Android/Windows向け「PIX-DT300」
PCIExpress接続の内蔵型「PIX-DT460」

 内蔵型キャプチャカードがそんなに売れているというのは意外な気もするが、遠藤氏は「大きな自作PCブームはもう来ないかもしれませんが、自作PC向けのお店さんもまだ沢山いらっしゃいますので」と笑う。

 では、内蔵型に限らず、現在のキャプチャ製品全体の売れ行きはどうなのだろうか? 「市場として勢いが落ちているというわけではありませんね。我々の製品の売れ行きに関して言えば、Windows 10が登場した頃に、他社さんがTVキャプチャ製品をやめてしまわれたので、その分が上乗せされており、決して悪くはありません。スペースの小さなお店では、TVキャプチャ製品のコーナー自体が小さくなってしまったり、無くなってしまうなど問題もありますが、根強いニーズは感じています」(遠藤氏)。

 なぜ、ライバル他社が消えてしまったのか? 木村氏は「ビジネスとして続けていくのは大変な製品だからかもしれません」と答える。「売れたと言っても年間1万台くらいですからね。我々の場合は、富士通さんのPCに向けて、継続的にOEMとしてチューナ製品を手がけているというのが大きいと思います」。

ノートPCでの使いやすさにこだわった最新モデル「PIX-DT295W」

 昔話は一区切りして、新製品も紹介しよう。ピクセラが7月から発売しているのが、3波のダブルチューナを搭載した、USB接続のWindows向けチューナ「PIX-DT295W」だ。価格はオープンプライスで、実売は約19,800円(税込)。

PIX-DT295W

 Wチューナなので2番組の同時録画ができ、2台接続すれば最大4番組までの同時録画も可能だ。トランスコードでHD解像度で最大15倍の長時間録画もできる。トランスコーダは1系統だけなので、2番組の同時録画の場合、トラスコできるのは1番組のみだ。

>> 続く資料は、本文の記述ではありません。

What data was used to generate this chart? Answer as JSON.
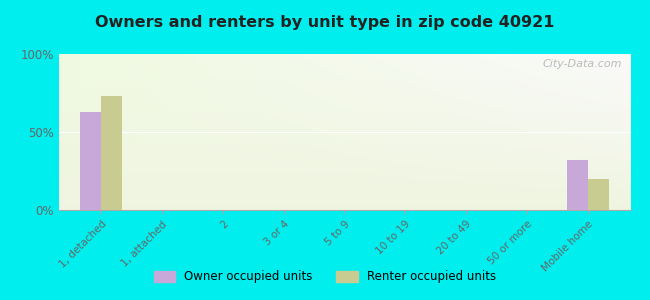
{
  "title": "Owners and renters by unit type in zip code 40921",
  "background_color": "#00EEEE",
  "categories": [
    "1, detached",
    "1, attached",
    "2",
    "3 or 4",
    "5 to 9",
    "10 to 19",
    "20 to 49",
    "50 or more",
    "Mobile home"
  ],
  "owner_values": [
    63,
    0,
    0,
    0,
    0,
    0,
    0,
    0,
    32
  ],
  "renter_values": [
    73,
    0,
    0,
    0,
    0,
    0,
    0,
    0,
    20
  ],
  "owner_color": "#c8a8d8",
  "renter_color": "#c8cc90",
  "ylim": [
    0,
    100
  ],
  "yticks": [
    0,
    50,
    100
  ],
  "ytick_labels": [
    "0%",
    "50%",
    "100%"
  ],
  "bar_width": 0.35,
  "legend_owner": "Owner occupied units",
  "legend_renter": "Renter occupied units",
  "watermark": "City-Data.com"
}
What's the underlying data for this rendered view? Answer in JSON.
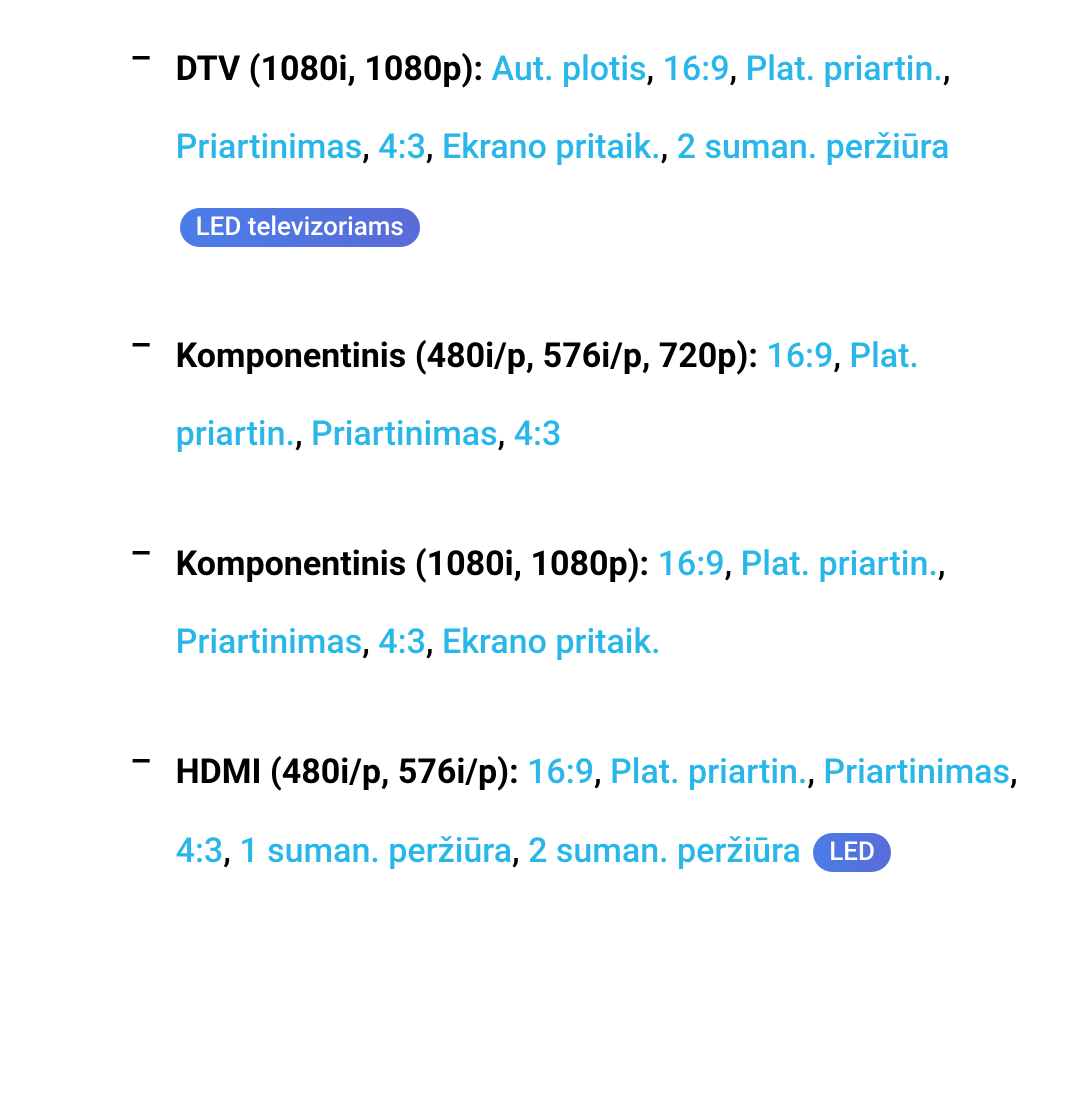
{
  "colors": {
    "text": "#000000",
    "link": "#29b6e8",
    "badge_bg_start": "#4a7de8",
    "badge_bg_end": "#5a6bd8",
    "badge_text": "#ffffff",
    "background": "#ffffff"
  },
  "typography": {
    "body_fontsize": 34,
    "badge_fontsize": 26,
    "line_height": 2.3,
    "bold_weight": 700,
    "link_weight": 500
  },
  "items": [
    {
      "heading": "DTV (1080i, 1080p): ",
      "options": [
        "Aut. plotis",
        "16:9",
        "Plat. priartin.",
        "Priartinimas",
        "4:3",
        "Ekrano pritaik.",
        "2 suman. peržiūra"
      ],
      "badge": "LED televizoriams"
    },
    {
      "heading": "Komponentinis (480i/p, 576i/p, 720p): ",
      "options": [
        "16:9",
        "Plat. priartin.",
        "Priartinimas",
        "4:3"
      ],
      "badge": null
    },
    {
      "heading": "Komponentinis (1080i, 1080p): ",
      "options": [
        "16:9",
        "Plat. priartin.",
        "Priartinimas",
        "4:3",
        "Ekrano pritaik."
      ],
      "badge": null
    },
    {
      "heading": "HDMI (480i/p, 576i/p): ",
      "options": [
        "16:9",
        "Plat. priartin.",
        "Priartinimas",
        "4:3",
        "1 suman. peržiūra",
        "2 suman. peržiūra"
      ],
      "badge": "LED"
    }
  ],
  "dash": "–",
  "separator": ", "
}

 再生・制御ソフトは「StationTV X」。追いかけ再生やダイジェスト再生、おまかせ予約、タイムシフト機能に、スキップ再生も可能。編集やブルーレイ/DVDへの書き出しもサポートしている。地デジ以降直後と比べると、利便性は比べ物にならないほどアップした。

アンテナ端子とUSB端子。接続もシンプルだ

 「ノートPCで使いやすい機能に注力しているのが特徴です。例えば、録画した番組を、チューナではなく、PC自体に紐付けられます。ですので、チューナを外した状態でも録画番組が再生できます。外出先で録画番組を見る際に、いちいちチューナを持っていかなくて済むわけです」(木村氏)。

 珍しい機能として、SeeQVaultにも対応している。対応するカードリーダを使い、SDカードに録画番組を書き出せば、対応スマホは限られるが、録画番組の再生が可能だ。家庭内では、チューナで受信・録画した番組を、LAN経由でスマホやタブレットから見る事もできる。

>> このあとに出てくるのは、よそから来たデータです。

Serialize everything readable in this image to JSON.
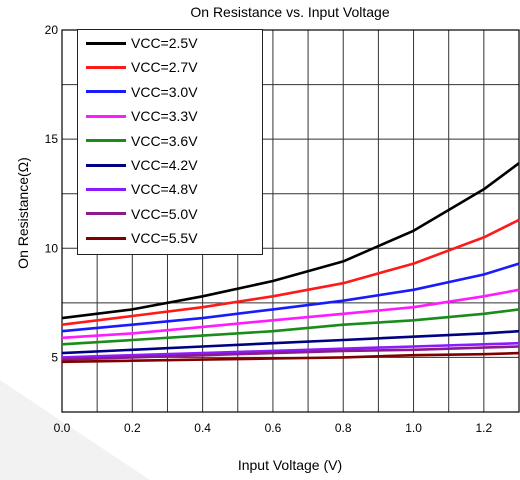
{
  "chart_data": {
    "type": "line",
    "title": "On  Resistance  vs.  Input  Voltage",
    "xlabel": "Input Voltage (V)",
    "ylabel": "On  Resistance(Ω)",
    "xlim": [
      0.0,
      1.3
    ],
    "ylim": [
      2.5,
      20
    ],
    "x_ticks": [
      "0.0",
      "0.2",
      "0.4",
      "0.6",
      "0.8",
      "1.0",
      "1.2"
    ],
    "y_ticks": [
      "5",
      "10",
      "15",
      "20"
    ],
    "grid": true,
    "legend_position": "top-left",
    "x": [
      0.0,
      0.2,
      0.4,
      0.6,
      0.8,
      1.0,
      1.2,
      1.3
    ],
    "series": [
      {
        "name": "VCC=2.5V",
        "color": "#000000",
        "values": [
          6.8,
          7.2,
          7.8,
          8.5,
          9.4,
          10.8,
          12.7,
          13.9
        ]
      },
      {
        "name": "VCC=2.7V",
        "color": "#ff1a1a",
        "values": [
          6.5,
          6.9,
          7.3,
          7.8,
          8.4,
          9.3,
          10.5,
          11.3
        ]
      },
      {
        "name": "VCC=3.0V",
        "color": "#1a1aff",
        "values": [
          6.2,
          6.5,
          6.8,
          7.2,
          7.6,
          8.1,
          8.8,
          9.3
        ]
      },
      {
        "name": "VCC=3.3V",
        "color": "#ff1aff",
        "values": [
          5.9,
          6.1,
          6.4,
          6.7,
          7.0,
          7.3,
          7.8,
          8.1
        ]
      },
      {
        "name": "VCC=3.6V",
        "color": "#1a8c1a",
        "values": [
          5.6,
          5.8,
          6.0,
          6.2,
          6.5,
          6.7,
          7.0,
          7.2
        ]
      },
      {
        "name": "VCC=4.2V",
        "color": "#000080",
        "values": [
          5.2,
          5.35,
          5.5,
          5.65,
          5.8,
          5.95,
          6.1,
          6.2
        ]
      },
      {
        "name": "VCC=4.8V",
        "color": "#8c1aff",
        "values": [
          5.0,
          5.1,
          5.2,
          5.3,
          5.4,
          5.5,
          5.6,
          5.65
        ]
      },
      {
        "name": "VCC=5.0V",
        "color": "#8c1a8c",
        "values": [
          4.9,
          5.0,
          5.1,
          5.2,
          5.3,
          5.35,
          5.45,
          5.5
        ]
      },
      {
        "name": "VCC=5.5V",
        "color": "#800000",
        "values": [
          4.8,
          4.85,
          4.9,
          4.95,
          5.0,
          5.1,
          5.15,
          5.2
        ]
      }
    ]
  }
}
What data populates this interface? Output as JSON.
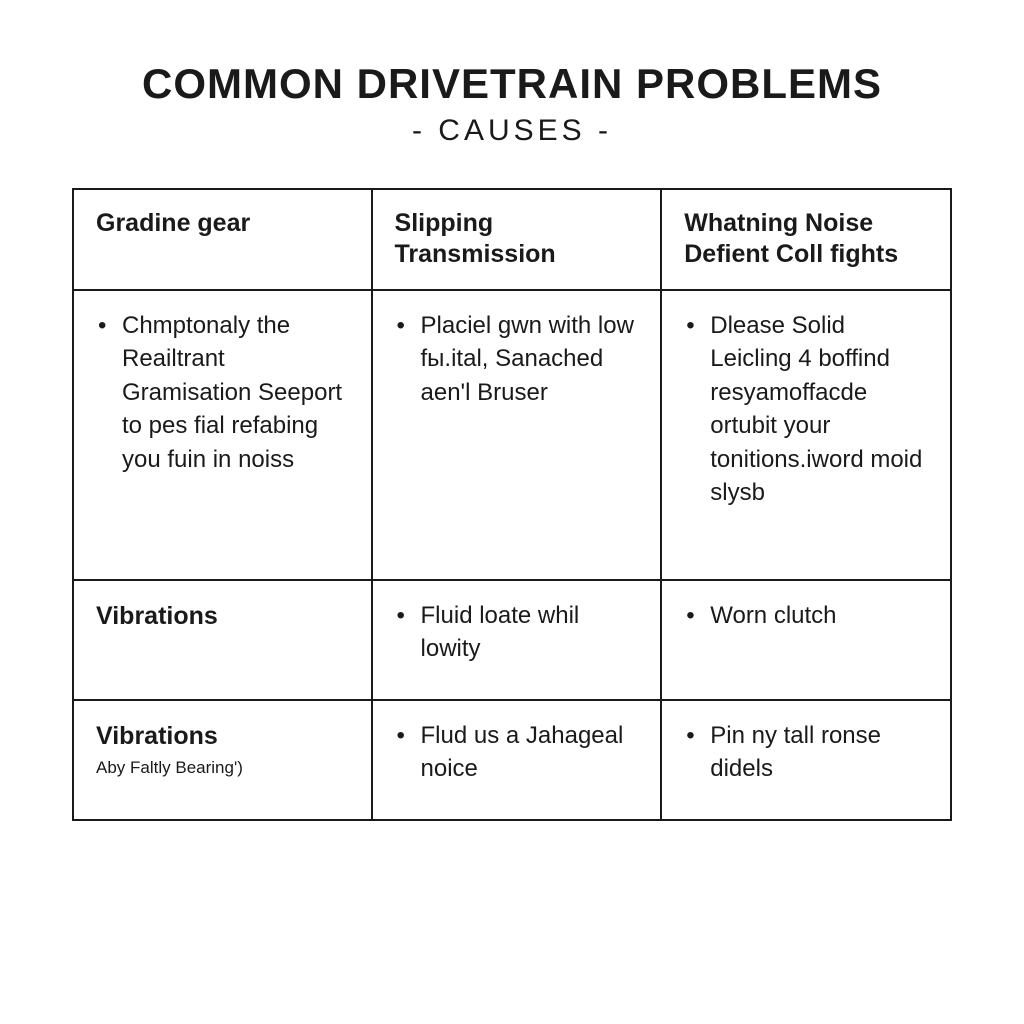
{
  "page": {
    "title": "COMMON DRIVETRAIN PROBLEMS",
    "subtitle": "- CAUSES -",
    "background_color": "#ffffff",
    "text_color": "#1a1a1a",
    "border_color": "#1a1a1a",
    "title_fontsize": 42,
    "subtitle_fontsize": 30
  },
  "table": {
    "type": "table",
    "columns": [
      {
        "label": "Gradine gear",
        "width_pct": 34,
        "fontsize": 25,
        "fontweight": 700
      },
      {
        "label": "Slipping Transmission",
        "width_pct": 33,
        "fontsize": 25,
        "fontweight": 700
      },
      {
        "label": "Whatning Noise Defient Coll fights",
        "width_pct": 33,
        "fontsize": 25,
        "fontweight": 700
      }
    ],
    "rows": [
      {
        "height_class": "tall",
        "cells": [
          {
            "kind": "list",
            "items": [
              "Chmptonaly the Reailtrant Gramisation Seeport to pes fial refabing you fuin in noiss"
            ]
          },
          {
            "kind": "list",
            "items": [
              "Placiel gwn with low fы.ital, Sanached aen'l Bruser"
            ]
          },
          {
            "kind": "list",
            "items": [
              "Dlease Solid Leicling 4 boffind resyamoffacde ortubit your tonitions.iword moid slysb"
            ]
          }
        ]
      },
      {
        "height_class": "mid",
        "cells": [
          {
            "kind": "label",
            "text": "Vibrations",
            "sub": ""
          },
          {
            "kind": "list",
            "items": [
              "Fluid loate whil lowity"
            ]
          },
          {
            "kind": "list",
            "items": [
              "Worn clutch"
            ]
          }
        ]
      },
      {
        "height_class": "short",
        "cells": [
          {
            "kind": "label",
            "text": "Vibrations",
            "sub": "Aby Faltly Bearing')"
          },
          {
            "kind": "list",
            "items": [
              "Flud us a Jahageal noice"
            ]
          },
          {
            "kind": "list",
            "items": [
              "Pin ny tall ronse didels"
            ]
          }
        ]
      }
    ],
    "cell_fontsize": 24,
    "cell_lineheight": 1.4
  }
}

 こうした、“日本のデジタル放送で使いやすい細かな機能”を実装できているのは、自分達でハードからソフトまで開発できるピクセラの特徴を活かしたものと言えるだろう。また、CM検出・スキップ再生など、PC用チューナならではの使いやすさもある。シングルチューナモデル「PIX-DT295」は以前レビューしているので、詳しくはそちらを読んで欲しい。

4K対応TVキャプチャ製品は実現するか

 話を聞いていて感じるのは“自力で開発できる強さ”だ。PC向けキャプチャ製品は、放送局やPC/OSメーカーとも関係するため、“自社で勝手に作って出す”事が難しい。製品化を実現するために、ロビー活動レベルから地道に取り組み、問題が発生したら自分たちの技術力でそれをクリアしていく。その繰り返しが、ピクセラのテレビキャプチャ製品の歴史と言い換えてもいい。その強さが、PCや放送のカタチが変化し、ライバルメーカーがいなくなった現在でも、市場に残り、新たな製品を出し続けられる理由だろう。

 木村氏は今後の夢として、「技術者が多い会社ですので、新しい技術に対するモチベーションは非常に高いです。“そういう人を集めた会社”と言ってもいいかもしれません。例えば、PC用4Kディスプレイも増えてきましたので、“4K対応TVキャプチャ製品”は、実現に向けて動向をチェックしたり、技術的な話を聞いたりもしています。まだ録画やCASなど、定まっていない部分も多いですが、いつかは作りたいと思っています」。

 「また、新しいテレビの見方、テレビを見る楽しさがもっと伝わる製品を作りたいと、常に考えています。“テレビをあまり見ていない”という人にも、改めてテレビの魅力を感じていただけるような……そんな製品をこれからも作っていきたいですね」。